Abcam's Dog IgM ELISA Kit is an in vitro enzyme-linked immunosorbent assay (ELISA) for the quantitative measurement of IgM in dog serum and plasma samples.
In this assay the IgM present in samples reacts with the anti-IgM antibodies which have been adsorbed to the surface of polystyrene microtiter wells. After the removal of unbound proteins by washing, anti-IgM antibodies conjugated with horseradish peroxidase (HRP), are added. These enzyme-labeled antibodies form complexes with the previously bound IgM. Following another washing step, the enzyme bound to the immunosorbent is assayed by the addition of a chromogenic substrate, 3,3’,5,5’-tetramethylbenzidine (TMB). The quantity of bound enzyme varies directly with the concentration of IgM in the sample tested; thus, the absorbance, at 450 nm, is a measure of the concentration of IgM in the test sample. The quantity of IgM in the test sample can be interpolated from the standard curve constructed from the standards, and corrected for sample dilution.
IgM normally constitutes about 10% of serum immunoglobulins. IgM antibody is prominent in early immune responses to most antigens and predominates in certain antibody responses such as 'natural' blood group antibodies. IgM (with IgD) is the major immunoglobulin expressed on the surface of B cells. The gene for the mu constant region contains four domains separated by short intervening sequences.

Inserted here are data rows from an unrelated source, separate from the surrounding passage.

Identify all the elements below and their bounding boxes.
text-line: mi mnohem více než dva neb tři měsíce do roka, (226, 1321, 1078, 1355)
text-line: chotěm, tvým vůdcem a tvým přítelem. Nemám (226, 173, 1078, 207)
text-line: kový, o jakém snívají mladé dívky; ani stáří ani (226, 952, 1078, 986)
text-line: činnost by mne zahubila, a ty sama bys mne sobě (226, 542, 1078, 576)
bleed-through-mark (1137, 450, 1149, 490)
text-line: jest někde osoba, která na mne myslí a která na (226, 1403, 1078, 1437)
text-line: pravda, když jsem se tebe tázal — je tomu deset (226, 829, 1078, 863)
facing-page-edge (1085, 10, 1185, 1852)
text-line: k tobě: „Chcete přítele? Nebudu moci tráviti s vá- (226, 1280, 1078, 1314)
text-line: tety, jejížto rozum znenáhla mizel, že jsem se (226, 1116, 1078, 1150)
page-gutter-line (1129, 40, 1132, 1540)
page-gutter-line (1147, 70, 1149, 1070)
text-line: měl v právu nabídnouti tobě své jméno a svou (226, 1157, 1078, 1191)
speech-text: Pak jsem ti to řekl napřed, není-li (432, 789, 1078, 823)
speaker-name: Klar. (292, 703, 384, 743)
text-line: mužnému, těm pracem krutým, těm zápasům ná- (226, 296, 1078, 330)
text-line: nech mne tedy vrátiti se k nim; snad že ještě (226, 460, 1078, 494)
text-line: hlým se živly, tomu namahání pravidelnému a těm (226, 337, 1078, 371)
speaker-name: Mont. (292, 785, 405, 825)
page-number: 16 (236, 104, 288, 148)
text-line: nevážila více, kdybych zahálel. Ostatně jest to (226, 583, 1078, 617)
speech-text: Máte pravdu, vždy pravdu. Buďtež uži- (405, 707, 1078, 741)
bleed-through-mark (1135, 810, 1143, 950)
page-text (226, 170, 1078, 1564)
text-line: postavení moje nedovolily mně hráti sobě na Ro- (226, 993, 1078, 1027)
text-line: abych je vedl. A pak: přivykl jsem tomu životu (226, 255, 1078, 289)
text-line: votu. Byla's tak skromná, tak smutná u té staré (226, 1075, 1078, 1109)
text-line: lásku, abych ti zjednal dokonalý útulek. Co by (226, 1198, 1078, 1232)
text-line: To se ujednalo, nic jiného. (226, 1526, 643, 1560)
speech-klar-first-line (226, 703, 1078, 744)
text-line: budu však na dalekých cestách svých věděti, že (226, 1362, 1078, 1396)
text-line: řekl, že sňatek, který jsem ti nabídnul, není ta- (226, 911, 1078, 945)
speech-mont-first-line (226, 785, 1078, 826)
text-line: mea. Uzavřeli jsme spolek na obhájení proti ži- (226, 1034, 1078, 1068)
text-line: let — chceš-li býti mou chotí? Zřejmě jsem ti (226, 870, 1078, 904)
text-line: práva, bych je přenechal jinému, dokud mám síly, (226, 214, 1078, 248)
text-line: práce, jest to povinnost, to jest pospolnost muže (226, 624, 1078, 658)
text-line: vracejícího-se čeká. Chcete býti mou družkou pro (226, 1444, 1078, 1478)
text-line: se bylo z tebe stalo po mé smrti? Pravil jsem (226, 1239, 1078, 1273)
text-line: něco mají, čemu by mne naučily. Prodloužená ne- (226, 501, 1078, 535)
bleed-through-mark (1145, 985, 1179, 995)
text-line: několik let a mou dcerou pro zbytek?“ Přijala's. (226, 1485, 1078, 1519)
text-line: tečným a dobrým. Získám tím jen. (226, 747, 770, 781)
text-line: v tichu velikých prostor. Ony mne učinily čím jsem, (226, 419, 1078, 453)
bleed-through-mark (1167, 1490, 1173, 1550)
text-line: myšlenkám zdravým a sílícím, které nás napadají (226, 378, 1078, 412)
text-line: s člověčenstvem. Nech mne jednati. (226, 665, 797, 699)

Class specific anti immunoglobulin antibodies are useful for: The characterization of malignant B cell proliferations. All but acute lymphocytic leukemias share either surface or intra cytoplasmic Ig with an isotypic restriction, which suggest the monoclonal nature of the cell population. Most of the chronic lymphocytic leukemias, non Hodgkin lymphomas and Burkitt's lymphoma bear surface IgM, whereas plasmocytes from Waldenström's disease bear intracytoplasmic IgM. The other isotypes are less frequently found. On the other hand multiple myelomas are usually of the IgG or IgA type.
Characterization of plasma cells in inflammatory conditions: Plasma cell typing can be of use for the classification of intestinal inflammatory conditions such as inflammatory bowel disease and allergic conditions. In the latter a specific increase in the number of IgE plasma cells can be demonstrated.